The Pathological Denial of the Right

Many, many years ago, back when Ronald Reagan was primarily known as the host of Death Valley Days, I concluded that the essential difference between American liberals and conservatives was this: Liberals identified real-world problems and at least attempted to implement solutions, albeit solutions that didn’t always work. Conservatives tended to be in denial that many real-world problems were happening at all until it bit them on the ass personally, and since they tended to be a privileged lot that didn’t happen much. Racial discrimination was not a problem for them, for example, so (in their minds) it couldn’t possibly have been a real problem for anyone else, either. But if you had packed conservatives into a crowded theater and yelled “Communist!” they’d likely have trampled each other to death as they stampeded to the exits.

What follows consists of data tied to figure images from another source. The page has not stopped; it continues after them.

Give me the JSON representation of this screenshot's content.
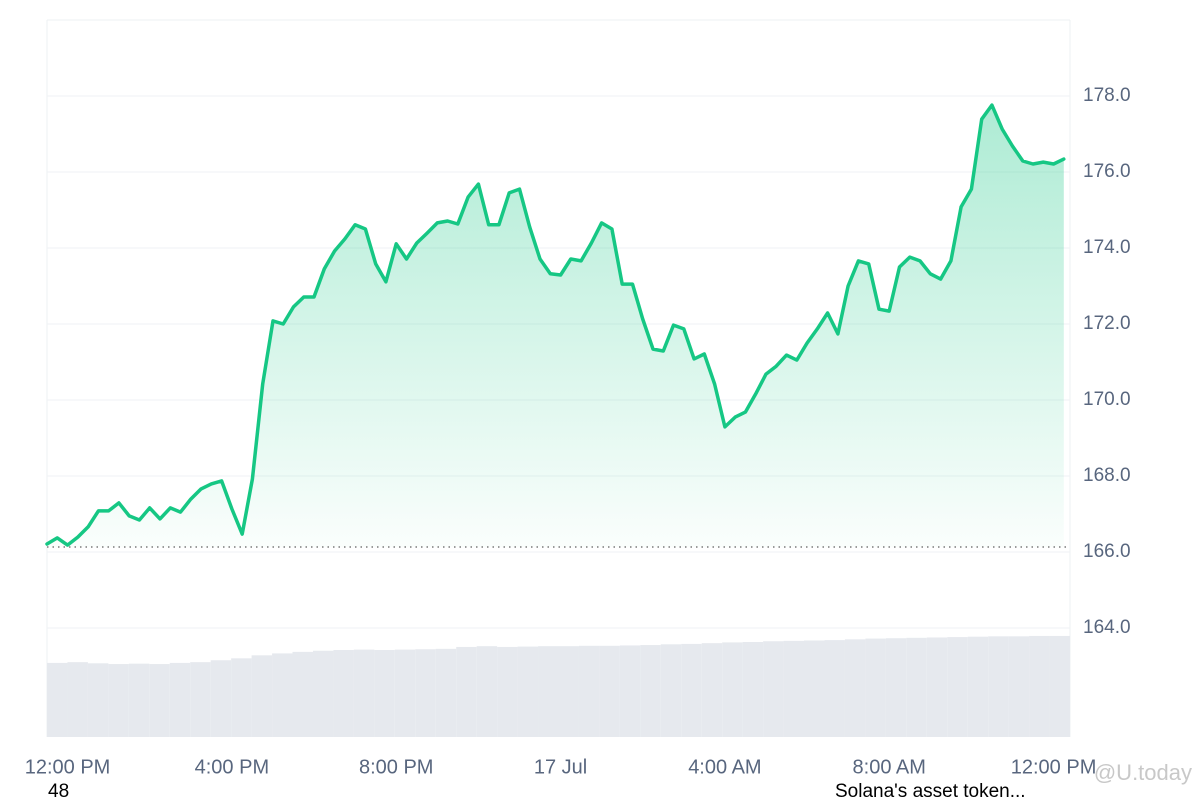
{
  "chart_data": {
    "type": "line",
    "x": [
      -0.5,
      -0.25,
      0,
      0.25,
      0.5,
      0.75,
      1,
      1.25,
      1.5,
      1.75,
      2,
      2.25,
      2.5,
      2.75,
      3,
      3.25,
      3.5,
      3.75,
      4,
      4.25,
      4.5,
      4.75,
      5,
      5.25,
      5.5,
      5.75,
      6,
      6.25,
      6.5,
      6.75,
      7,
      7.25,
      7.5,
      7.75,
      8,
      8.25,
      8.5,
      8.75,
      9,
      9.25,
      9.5,
      9.75,
      10,
      10.25,
      10.5,
      10.75,
      11,
      11.25,
      11.5,
      11.75,
      12,
      12.25,
      12.5,
      12.75,
      13,
      13.25,
      13.5,
      13.75,
      14,
      14.25,
      14.5,
      14.75,
      15,
      15.25,
      15.5,
      15.75,
      16,
      16.25,
      16.5,
      16.75,
      17,
      17.25,
      17.5,
      17.75,
      18,
      18.25,
      18.5,
      18.75,
      19,
      19.25,
      19.5,
      19.75,
      20,
      20.25,
      20.5,
      20.75,
      21,
      21.25,
      21.5,
      21.75,
      22,
      22.25,
      22.5,
      22.75,
      23,
      23.25,
      23.5,
      23.75,
      24,
      24.25
    ],
    "series": [
      {
        "color": "#16c784",
        "values": [
          166.21,
          166.37,
          166.18,
          166.39,
          166.66,
          167.08,
          167.08,
          167.29,
          166.95,
          166.84,
          167.16,
          166.87,
          167.16,
          167.05,
          167.39,
          167.66,
          167.79,
          167.87,
          167.13,
          166.47,
          167.92,
          170.42,
          172.08,
          172.0,
          172.45,
          172.71,
          172.71,
          173.45,
          173.92,
          174.24,
          174.61,
          174.5,
          173.58,
          173.11,
          174.11,
          173.71,
          174.13,
          174.39,
          174.66,
          174.71,
          174.63,
          175.34,
          175.68,
          174.61,
          174.61,
          175.45,
          175.55,
          174.55,
          173.71,
          173.32,
          173.29,
          173.71,
          173.66,
          174.13,
          174.66,
          174.5,
          173.05,
          173.05,
          172.13,
          171.34,
          171.29,
          171.97,
          171.87,
          171.08,
          171.21,
          170.42,
          169.29,
          169.55,
          169.68,
          170.16,
          170.68,
          170.89,
          171.18,
          171.05,
          171.5,
          171.87,
          172.29,
          171.74,
          173.0,
          173.66,
          173.58,
          172.39,
          172.34,
          173.5,
          173.76,
          173.66,
          173.32,
          173.18,
          173.66,
          175.08,
          175.55,
          177.39,
          177.76,
          177.13,
          176.68,
          176.29,
          176.21,
          176.26,
          176.21,
          176.34
        ]
      }
    ],
    "volume": {
      "color": "#e6e9ee",
      "values": [
        163.08,
        163.1,
        163.07,
        163.05,
        163.06,
        163.05,
        163.08,
        163.1,
        163.15,
        163.2,
        163.28,
        163.33,
        163.37,
        163.4,
        163.42,
        163.43,
        163.42,
        163.43,
        163.44,
        163.45,
        163.5,
        163.52,
        163.5,
        163.51,
        163.52,
        163.52,
        163.53,
        163.53,
        163.54,
        163.55,
        163.57,
        163.58,
        163.6,
        163.62,
        163.63,
        163.65,
        163.66,
        163.67,
        163.68,
        163.7,
        163.72,
        163.73,
        163.74,
        163.75,
        163.76,
        163.77,
        163.78,
        163.78,
        163.79,
        163.79
      ]
    },
    "baseline": 166.13,
    "xlim": [
      -0.5,
      24.4
    ],
    "xticks": [
      {
        "value": 0,
        "label": "12:00 PM"
      },
      {
        "value": 4,
        "label": "4:00 PM"
      },
      {
        "value": 8,
        "label": "8:00 PM"
      },
      {
        "value": 12,
        "label": "17 Jul"
      },
      {
        "value": 16,
        "label": "4:00 AM"
      },
      {
        "value": 20,
        "label": "8:00 AM"
      },
      {
        "value": 24,
        "label": "12:00 PM"
      }
    ],
    "ylim": [
      161.13,
      180.0
    ],
    "yticks": [
      {
        "value": 164,
        "label": "164.0"
      },
      {
        "value": 166,
        "label": "166.0"
      },
      {
        "value": 168,
        "label": "168.0"
      },
      {
        "value": 170,
        "label": "170.0"
      },
      {
        "value": 172,
        "label": "172.0"
      },
      {
        "value": 174,
        "label": "174.0"
      },
      {
        "value": 176,
        "label": "176.0"
      },
      {
        "value": 178,
        "label": "178.0"
      }
    ],
    "grid": true,
    "footer_left": "48",
    "footer_right": "Solana's asset token...",
    "watermark": "@U.today"
  }
}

Of course, those long-ago days seem like the golden age of rationality compared to what we’ve got going on now.

Gail Collins points out that many of the states being hit by the real-world consequences of global climate change are governed by politicians in denial of global climate change. Collins notes that Louisiana is sinking into the Gulf at an alarming rate, and Gov. Jindal thinks climate change is just a “Trojan horse” full of nefarious liberal ideas that would destroy freedom. However, Jindal has come out against forest fires. Forest fires definitely are bad.

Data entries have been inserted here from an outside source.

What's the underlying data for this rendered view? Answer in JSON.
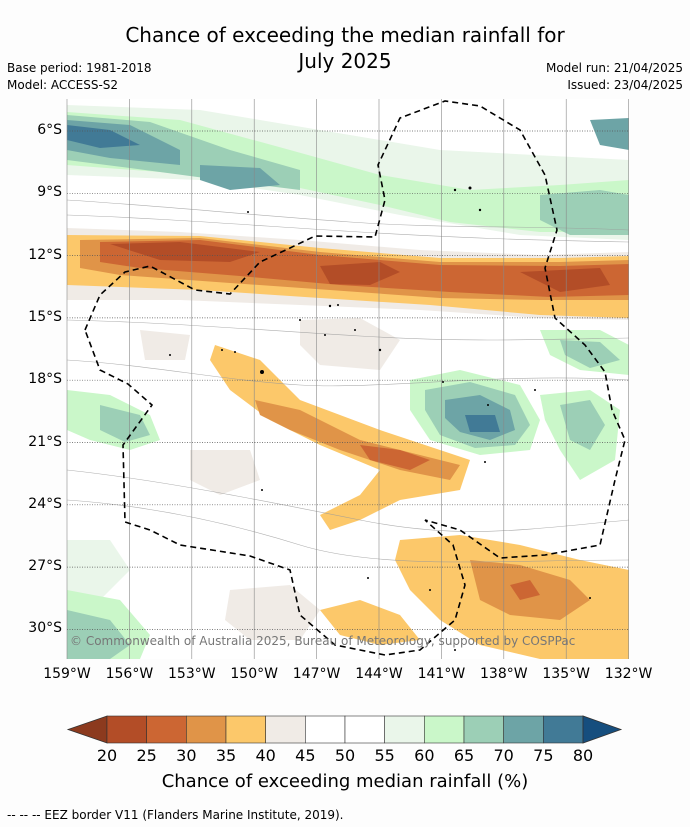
{
  "title_line1": "Chance of exceeding the median rainfall for",
  "title_line2": "July 2025",
  "base_period": "Base period: 1981-2018",
  "model": "Model: ACCESS-S2",
  "model_run": "Model run: 21/04/2025",
  "issued": "Issued: 23/04/2025",
  "copyright": "© Commonwealth of Australia 2025, Bureau of Meteorology, supported by COSPPac",
  "footer": "--  --  -- EEZ border V11 (Flanders Marine Institute, 2019).",
  "map": {
    "lat_labels": [
      "6°S",
      "9°S",
      "12°S",
      "15°S",
      "18°S",
      "21°S",
      "24°S",
      "27°S",
      "30°S"
    ],
    "lon_labels": [
      "159°W",
      "156°W",
      "153°W",
      "150°W",
      "147°W",
      "144°W",
      "141°W",
      "138°W",
      "135°W",
      "132°W"
    ]
  },
  "colorbar": {
    "title": "Chance of exceeding median rainfall (%)",
    "ticks": [
      "20",
      "25",
      "30",
      "35",
      "40",
      "45",
      "50",
      "55",
      "60",
      "65",
      "70",
      "75",
      "80"
    ],
    "colors": [
      "#8c3a1e",
      "#b34d27",
      "#cc6633",
      "#e09448",
      "#fcc86a",
      "#f0ebe6",
      "#ffffff",
      "#ffffff",
      "#eaf6ea",
      "#caf7c9",
      "#9ccfb6",
      "#6da4a6",
      "#417a96",
      "#164e7e"
    ]
  }
}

Another article in today’s NY Times begins,

In Louisiana, the most common way to visualize the state’s existential crisis is through the metaphor of football fields. The formulation, repeated in nearly every local newspaper article about the subject, goes like this: Each hour, Louisiana loses about a football field’s worth of land. Each day, the state loses nearly the accumulated acreage of every football stadium in the N.F.L. Were this rate of land loss applied to New York, Central Park would disappear in a month. Manhattan would vanish within a year and a half. The last of Brooklyn would dissolve four years later. New Yorkers would notice this kind of land loss. The world would notice this kind of land loss. But the hemorrhaging of Louisiana’s coastal wetlands has gone largely unremarked upon beyond state borders. This is surprising, because the wetlands, apart from their unique ecological significance and astounding beauty, buffer the impact of hurricanes that threaten not just New Orleans but also the port of South Louisiana, the nation’s largest; just under 10 percent of the country’s oil reserves; a quarter of its natural-gas supply; a fifth of its oil-refining capacity; and the gateway to its internal waterway system. The attenuation of Louisiana, like any environmental disaster carried beyond a certain point, is a national-security threat.

Where does it go, this vanishing land? It sinks into the sea. The Gulf of Mexico is encroaching northward, while the marshes are deteriorating from within, starved by a lack of river sediment and poisoned by seawater. Since 2011, the National Oceanic and Atmospheric Administration has delisted more than 30 place names from Plaquemines Parish alone. English Bay, Bay Jacquin, Cyprien Bay, Skipjack Bay and Bay Crapaud have merged like soap bubbles into a single amorphous body of water. The lowest section of the Mississippi River Delta looks like a maple leaf that has been devoured down to its veins by insects. The sea is rising along the southeast coast of Louisiana faster than it is anywhere else in the world.

I confess, I hadn’t realized it was that bad. And Gov. Jindal’s response is to speak out against forest fires. One wonders (although not much) to what extent the petroleum industry in the Gulf influences his opinions.

Collins continues, “In Alaska, entire towns are beginning to disappear under the rising seas. Roads are buckling as the permafrost starts to melt.” And climate change is “causing the drains in Miami Beach to back up with saltwater, sending the ocean running down the streets.” The politicians in those states deny anything is happening being caused by man or about which anything can be done. And if pushed, they just say they are not scientists. Collins continues,

Florida is absolutely awash in backed-up ocean water and elected officials who are not scientists. Louisiana has a rapidly receding coastline and a governor who’s afraid of the energy industry. Alaska has drowning villages and a political establishment in denial.

Part of the problem is that climate change denial has become teabagger orthodoxy, and any Republican politician who so much as expresses willingness to consider the science is liable to be primaried. That, combined with energy industry money, pretty much guarantees that Republicans won’t admit there is a problem until they are drowning. And then they’ll blame Democrats for a shortage of lifebuoys.